In 1993, Edward J. Andrew left Andrew Corporation.

===Acquisitions===

- Allen Telecom: Andrew Corporation acquired Allen Telecom, a leading provider of wireless communications infrastructure and solutions, to expand its presence in the wireless communication industry.
- Celiant Corporation: Andrew Corporation acquired Celiant Corporation, a company specializing in wireless communications systems, to strengthen its position in the mobile communication infrastructure market.
- EMS Wireless: Andrew Corporation acquired EMS Wireless, a provider of wireless network solutions, to enhance its portfolio of wireless communication products and services.
- Other Andrew Corporation acquisitions include Scientific Communications (SciComm), Emerald Technology Inc., Yanti Fine Cable Co., and Chesapeake Microwave Technologies, The Antenna Company, Channel Master, Precision Antennas Ltd., and Nortel.

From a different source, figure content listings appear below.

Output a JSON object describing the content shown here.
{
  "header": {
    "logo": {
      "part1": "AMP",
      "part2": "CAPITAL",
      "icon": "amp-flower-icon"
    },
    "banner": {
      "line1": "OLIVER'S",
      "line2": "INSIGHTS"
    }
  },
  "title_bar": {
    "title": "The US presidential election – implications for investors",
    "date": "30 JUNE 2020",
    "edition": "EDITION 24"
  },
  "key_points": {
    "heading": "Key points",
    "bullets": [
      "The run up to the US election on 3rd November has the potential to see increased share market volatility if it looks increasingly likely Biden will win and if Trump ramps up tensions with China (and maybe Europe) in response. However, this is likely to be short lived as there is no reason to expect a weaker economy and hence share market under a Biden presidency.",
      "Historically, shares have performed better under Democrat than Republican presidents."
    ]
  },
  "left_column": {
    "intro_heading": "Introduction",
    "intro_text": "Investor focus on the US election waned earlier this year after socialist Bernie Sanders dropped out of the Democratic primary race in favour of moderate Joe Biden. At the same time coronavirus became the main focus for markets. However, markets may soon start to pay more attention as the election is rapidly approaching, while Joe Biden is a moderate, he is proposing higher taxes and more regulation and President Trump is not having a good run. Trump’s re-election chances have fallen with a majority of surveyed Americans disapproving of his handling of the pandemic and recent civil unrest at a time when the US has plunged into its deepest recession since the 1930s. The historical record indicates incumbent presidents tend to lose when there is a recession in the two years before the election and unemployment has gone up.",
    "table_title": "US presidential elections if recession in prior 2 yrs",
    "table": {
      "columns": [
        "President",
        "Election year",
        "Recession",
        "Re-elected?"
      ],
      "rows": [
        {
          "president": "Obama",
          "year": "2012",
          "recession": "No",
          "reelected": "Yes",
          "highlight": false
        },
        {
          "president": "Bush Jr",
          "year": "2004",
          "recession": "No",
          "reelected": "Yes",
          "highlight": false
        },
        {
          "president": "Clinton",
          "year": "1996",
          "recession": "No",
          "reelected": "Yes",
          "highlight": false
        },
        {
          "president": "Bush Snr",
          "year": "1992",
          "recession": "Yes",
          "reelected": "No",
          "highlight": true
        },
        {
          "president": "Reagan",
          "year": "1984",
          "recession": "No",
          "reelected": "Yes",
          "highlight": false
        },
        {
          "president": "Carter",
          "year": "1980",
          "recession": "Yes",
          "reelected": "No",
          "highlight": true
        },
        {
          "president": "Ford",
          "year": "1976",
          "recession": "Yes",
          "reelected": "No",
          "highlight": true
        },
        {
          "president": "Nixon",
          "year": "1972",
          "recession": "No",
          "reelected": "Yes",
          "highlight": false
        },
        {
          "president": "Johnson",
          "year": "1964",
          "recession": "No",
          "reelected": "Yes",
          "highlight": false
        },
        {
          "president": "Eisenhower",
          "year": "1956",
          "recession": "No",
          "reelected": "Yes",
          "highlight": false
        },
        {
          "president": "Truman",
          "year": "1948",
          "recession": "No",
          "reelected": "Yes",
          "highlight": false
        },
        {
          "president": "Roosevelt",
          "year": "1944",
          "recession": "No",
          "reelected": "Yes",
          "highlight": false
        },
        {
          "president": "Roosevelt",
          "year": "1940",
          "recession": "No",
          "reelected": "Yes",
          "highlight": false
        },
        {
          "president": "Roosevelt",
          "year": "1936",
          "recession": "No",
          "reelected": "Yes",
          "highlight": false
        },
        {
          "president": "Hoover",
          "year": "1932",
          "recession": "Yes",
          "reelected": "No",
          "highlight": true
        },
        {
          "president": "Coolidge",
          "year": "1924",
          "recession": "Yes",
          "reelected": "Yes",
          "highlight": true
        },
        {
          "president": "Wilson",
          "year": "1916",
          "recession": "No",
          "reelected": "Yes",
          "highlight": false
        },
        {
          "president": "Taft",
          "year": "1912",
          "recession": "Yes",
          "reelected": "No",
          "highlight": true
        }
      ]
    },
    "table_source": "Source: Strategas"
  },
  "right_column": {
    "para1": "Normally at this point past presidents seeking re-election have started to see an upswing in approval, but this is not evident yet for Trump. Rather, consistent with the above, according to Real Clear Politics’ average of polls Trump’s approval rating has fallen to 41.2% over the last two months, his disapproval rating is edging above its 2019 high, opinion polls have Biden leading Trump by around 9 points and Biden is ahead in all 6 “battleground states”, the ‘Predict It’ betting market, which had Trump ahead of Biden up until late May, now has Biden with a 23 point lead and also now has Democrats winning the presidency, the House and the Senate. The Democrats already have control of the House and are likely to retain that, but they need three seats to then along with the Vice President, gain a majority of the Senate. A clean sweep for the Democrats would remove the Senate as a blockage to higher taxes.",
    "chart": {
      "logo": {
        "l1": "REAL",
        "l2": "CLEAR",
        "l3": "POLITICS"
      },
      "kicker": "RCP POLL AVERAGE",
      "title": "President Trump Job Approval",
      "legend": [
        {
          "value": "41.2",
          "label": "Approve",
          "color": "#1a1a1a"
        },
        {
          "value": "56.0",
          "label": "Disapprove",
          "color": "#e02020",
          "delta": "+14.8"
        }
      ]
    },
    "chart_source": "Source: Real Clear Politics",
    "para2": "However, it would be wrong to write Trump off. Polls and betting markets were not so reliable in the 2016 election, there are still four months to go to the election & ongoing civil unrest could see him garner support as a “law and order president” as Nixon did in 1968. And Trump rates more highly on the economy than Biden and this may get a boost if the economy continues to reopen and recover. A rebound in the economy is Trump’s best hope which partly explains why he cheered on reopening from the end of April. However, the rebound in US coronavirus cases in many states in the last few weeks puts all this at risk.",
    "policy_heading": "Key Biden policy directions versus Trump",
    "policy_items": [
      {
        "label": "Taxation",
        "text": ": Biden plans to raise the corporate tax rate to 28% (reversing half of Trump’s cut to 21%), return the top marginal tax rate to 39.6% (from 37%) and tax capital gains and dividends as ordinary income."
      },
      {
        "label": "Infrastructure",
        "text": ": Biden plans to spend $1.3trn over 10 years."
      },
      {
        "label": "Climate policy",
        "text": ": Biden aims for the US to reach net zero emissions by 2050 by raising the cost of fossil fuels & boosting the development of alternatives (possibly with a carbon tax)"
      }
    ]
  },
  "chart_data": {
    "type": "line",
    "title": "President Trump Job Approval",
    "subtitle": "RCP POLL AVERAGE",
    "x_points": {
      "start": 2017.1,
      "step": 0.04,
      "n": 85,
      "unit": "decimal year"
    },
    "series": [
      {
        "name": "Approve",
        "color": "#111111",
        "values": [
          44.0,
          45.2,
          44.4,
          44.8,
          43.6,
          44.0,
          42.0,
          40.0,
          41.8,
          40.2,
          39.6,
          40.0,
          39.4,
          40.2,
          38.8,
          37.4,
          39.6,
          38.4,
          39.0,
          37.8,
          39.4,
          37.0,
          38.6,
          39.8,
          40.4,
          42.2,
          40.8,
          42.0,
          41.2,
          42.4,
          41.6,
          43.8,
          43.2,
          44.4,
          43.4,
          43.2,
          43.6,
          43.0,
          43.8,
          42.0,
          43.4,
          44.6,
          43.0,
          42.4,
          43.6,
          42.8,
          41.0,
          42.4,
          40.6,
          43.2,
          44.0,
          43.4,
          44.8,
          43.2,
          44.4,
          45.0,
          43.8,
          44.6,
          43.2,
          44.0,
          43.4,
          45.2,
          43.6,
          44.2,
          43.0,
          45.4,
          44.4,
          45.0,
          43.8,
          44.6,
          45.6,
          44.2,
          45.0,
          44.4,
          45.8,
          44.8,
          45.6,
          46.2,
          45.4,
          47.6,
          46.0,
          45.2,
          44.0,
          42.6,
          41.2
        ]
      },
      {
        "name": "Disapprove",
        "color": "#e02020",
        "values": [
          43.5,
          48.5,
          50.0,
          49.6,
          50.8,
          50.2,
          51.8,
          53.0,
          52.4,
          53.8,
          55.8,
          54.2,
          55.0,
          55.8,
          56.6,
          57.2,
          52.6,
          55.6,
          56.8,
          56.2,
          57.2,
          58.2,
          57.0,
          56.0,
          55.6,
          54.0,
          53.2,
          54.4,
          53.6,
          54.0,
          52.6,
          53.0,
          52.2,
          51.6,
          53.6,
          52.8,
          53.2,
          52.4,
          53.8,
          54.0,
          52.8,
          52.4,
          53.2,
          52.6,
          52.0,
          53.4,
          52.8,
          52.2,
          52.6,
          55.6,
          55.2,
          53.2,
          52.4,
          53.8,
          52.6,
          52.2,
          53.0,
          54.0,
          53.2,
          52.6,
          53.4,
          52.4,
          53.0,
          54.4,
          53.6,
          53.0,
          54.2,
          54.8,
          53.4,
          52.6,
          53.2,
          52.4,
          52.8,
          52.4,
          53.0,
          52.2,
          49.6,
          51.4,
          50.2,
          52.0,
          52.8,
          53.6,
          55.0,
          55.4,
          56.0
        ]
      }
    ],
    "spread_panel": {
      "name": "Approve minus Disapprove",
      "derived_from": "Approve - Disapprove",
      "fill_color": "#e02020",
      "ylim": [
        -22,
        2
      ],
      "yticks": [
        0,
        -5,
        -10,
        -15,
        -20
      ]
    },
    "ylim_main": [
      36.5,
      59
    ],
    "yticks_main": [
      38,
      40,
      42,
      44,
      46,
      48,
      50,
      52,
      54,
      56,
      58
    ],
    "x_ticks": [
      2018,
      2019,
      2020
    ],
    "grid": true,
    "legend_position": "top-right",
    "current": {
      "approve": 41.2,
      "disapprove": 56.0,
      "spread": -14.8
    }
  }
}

With the acquisition of SciComm and Kintec Corp., the company was able to obtain U.S. Military contracts for antenna receivers and optical tracking equipment.

===Merger with CommScope===
In 2005, the company agreed to an acquisition by ADC Telecommunications for $2 billion. The transaction was mutually terminated in 2006.

In December 2007, the company was acquired by CommScope for $2.6 billion in stock.

Over 120 executive positions in the newly relocated headquarters in Westchester, IL were eliminated.

===Amphenol Acquisition of CommScope OWN and DAS Businesses===
In February 2025, Amphenol acquired the Outdoor Wireless Networks and Distributed Antenna Systems businesses of CommScope, including its subsidiary Andrew Corporation, for $2.1 billion in cash.